All hair follicles, blood tubes, and buccal swabs were shipped by the primary study site on the same day as the collection under conditions specified in the study reference manual. All samples were labeled with study identification number and fully anonymized prior to shipping. Fulcrum scientists shipped a portion of the hair follicles (about 5 per subject per visit) to Epistem for analysis by IHC.

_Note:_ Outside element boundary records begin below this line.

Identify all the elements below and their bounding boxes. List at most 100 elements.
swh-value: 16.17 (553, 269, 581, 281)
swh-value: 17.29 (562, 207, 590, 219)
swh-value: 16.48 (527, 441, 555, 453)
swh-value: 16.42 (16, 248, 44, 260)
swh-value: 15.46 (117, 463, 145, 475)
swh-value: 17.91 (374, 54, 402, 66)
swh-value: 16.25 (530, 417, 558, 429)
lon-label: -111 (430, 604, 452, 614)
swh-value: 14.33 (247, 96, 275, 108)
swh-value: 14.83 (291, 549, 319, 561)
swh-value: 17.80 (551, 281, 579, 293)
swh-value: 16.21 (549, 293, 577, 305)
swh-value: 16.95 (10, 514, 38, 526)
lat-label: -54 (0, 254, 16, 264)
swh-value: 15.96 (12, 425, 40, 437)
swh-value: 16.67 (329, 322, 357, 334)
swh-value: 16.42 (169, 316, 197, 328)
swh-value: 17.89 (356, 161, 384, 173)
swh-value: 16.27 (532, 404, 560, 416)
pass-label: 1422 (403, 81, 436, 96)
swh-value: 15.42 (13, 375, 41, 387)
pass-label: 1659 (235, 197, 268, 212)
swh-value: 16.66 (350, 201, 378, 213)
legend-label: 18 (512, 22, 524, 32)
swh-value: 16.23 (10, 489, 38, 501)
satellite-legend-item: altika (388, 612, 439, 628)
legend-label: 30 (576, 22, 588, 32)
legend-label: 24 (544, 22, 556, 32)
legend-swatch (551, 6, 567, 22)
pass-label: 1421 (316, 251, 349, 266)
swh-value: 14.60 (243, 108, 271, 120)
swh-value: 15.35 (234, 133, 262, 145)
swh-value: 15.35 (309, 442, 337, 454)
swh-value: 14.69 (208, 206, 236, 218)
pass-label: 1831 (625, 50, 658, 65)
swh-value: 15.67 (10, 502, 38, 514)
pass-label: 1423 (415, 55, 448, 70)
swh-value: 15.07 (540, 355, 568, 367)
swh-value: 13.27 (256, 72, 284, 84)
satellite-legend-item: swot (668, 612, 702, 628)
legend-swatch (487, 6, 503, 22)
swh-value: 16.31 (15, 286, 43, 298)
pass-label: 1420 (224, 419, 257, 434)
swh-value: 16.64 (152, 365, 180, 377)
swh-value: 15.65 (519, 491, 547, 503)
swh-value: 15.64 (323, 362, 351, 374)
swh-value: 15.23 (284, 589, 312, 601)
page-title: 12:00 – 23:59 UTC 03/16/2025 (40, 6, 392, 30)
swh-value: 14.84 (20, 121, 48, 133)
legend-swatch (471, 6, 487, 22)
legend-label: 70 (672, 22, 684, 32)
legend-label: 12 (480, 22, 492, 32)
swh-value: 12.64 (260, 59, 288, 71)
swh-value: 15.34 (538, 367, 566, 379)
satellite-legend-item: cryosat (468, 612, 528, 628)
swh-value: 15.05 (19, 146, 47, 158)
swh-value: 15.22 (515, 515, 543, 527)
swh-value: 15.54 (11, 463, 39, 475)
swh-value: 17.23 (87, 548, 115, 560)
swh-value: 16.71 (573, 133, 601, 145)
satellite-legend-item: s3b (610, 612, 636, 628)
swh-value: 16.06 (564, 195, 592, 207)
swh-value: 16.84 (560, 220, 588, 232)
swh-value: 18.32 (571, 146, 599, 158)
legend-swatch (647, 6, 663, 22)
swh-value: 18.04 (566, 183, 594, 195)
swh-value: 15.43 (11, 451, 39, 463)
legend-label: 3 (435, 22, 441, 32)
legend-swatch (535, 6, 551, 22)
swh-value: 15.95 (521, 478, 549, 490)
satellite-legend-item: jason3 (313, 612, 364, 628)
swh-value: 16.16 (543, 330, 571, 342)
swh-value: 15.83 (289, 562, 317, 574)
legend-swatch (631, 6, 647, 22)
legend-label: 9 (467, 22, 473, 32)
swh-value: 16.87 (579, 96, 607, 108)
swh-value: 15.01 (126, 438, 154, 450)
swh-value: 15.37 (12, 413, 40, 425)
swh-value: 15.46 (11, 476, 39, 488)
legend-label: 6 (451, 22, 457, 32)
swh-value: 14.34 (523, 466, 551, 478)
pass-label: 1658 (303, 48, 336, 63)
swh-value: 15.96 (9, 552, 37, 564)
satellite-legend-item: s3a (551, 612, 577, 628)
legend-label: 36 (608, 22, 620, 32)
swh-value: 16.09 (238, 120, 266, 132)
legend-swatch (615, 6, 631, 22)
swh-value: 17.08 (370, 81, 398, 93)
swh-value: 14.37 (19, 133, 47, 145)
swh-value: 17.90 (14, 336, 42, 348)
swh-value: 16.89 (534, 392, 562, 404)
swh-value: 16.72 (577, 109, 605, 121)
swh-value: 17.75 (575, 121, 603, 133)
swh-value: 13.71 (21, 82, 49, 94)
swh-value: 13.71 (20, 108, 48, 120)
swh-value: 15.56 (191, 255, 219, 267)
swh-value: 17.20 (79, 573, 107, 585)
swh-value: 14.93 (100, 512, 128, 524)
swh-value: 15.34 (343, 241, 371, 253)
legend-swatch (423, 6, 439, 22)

Data analysis was performed using statistical analysis software (SAS) Version 9.4. Descriptive statistics for continuous variables included number of subjects (n), mean, standard deviation (SD), median, minimum, and maximum. Summaries of change from baseline variables included only subjects who had both a baseline value and corresponding value at the timepoint of interest. Descriptive statistics for categorical data included frequency and percentage. Where appropriate, descriptive statistics were presented with 95% confidence intervals (CIs). Measures of spread (e.g., standard deviation) were reported to 2 degrees of precision more than the recorded data. Pearson’s correlation coefficients were used to assess relationships between FMR1 mRNA and FMRP levels with measures of OWLS-II LC and OE portions and the GARS-3 subscales. For the OWLS-II and GARS-3, standard scores were used in analyses. Higher OWLS-II scores indicate better language comprehension; higher GARS-3 scores indicate more severe autistic behavior.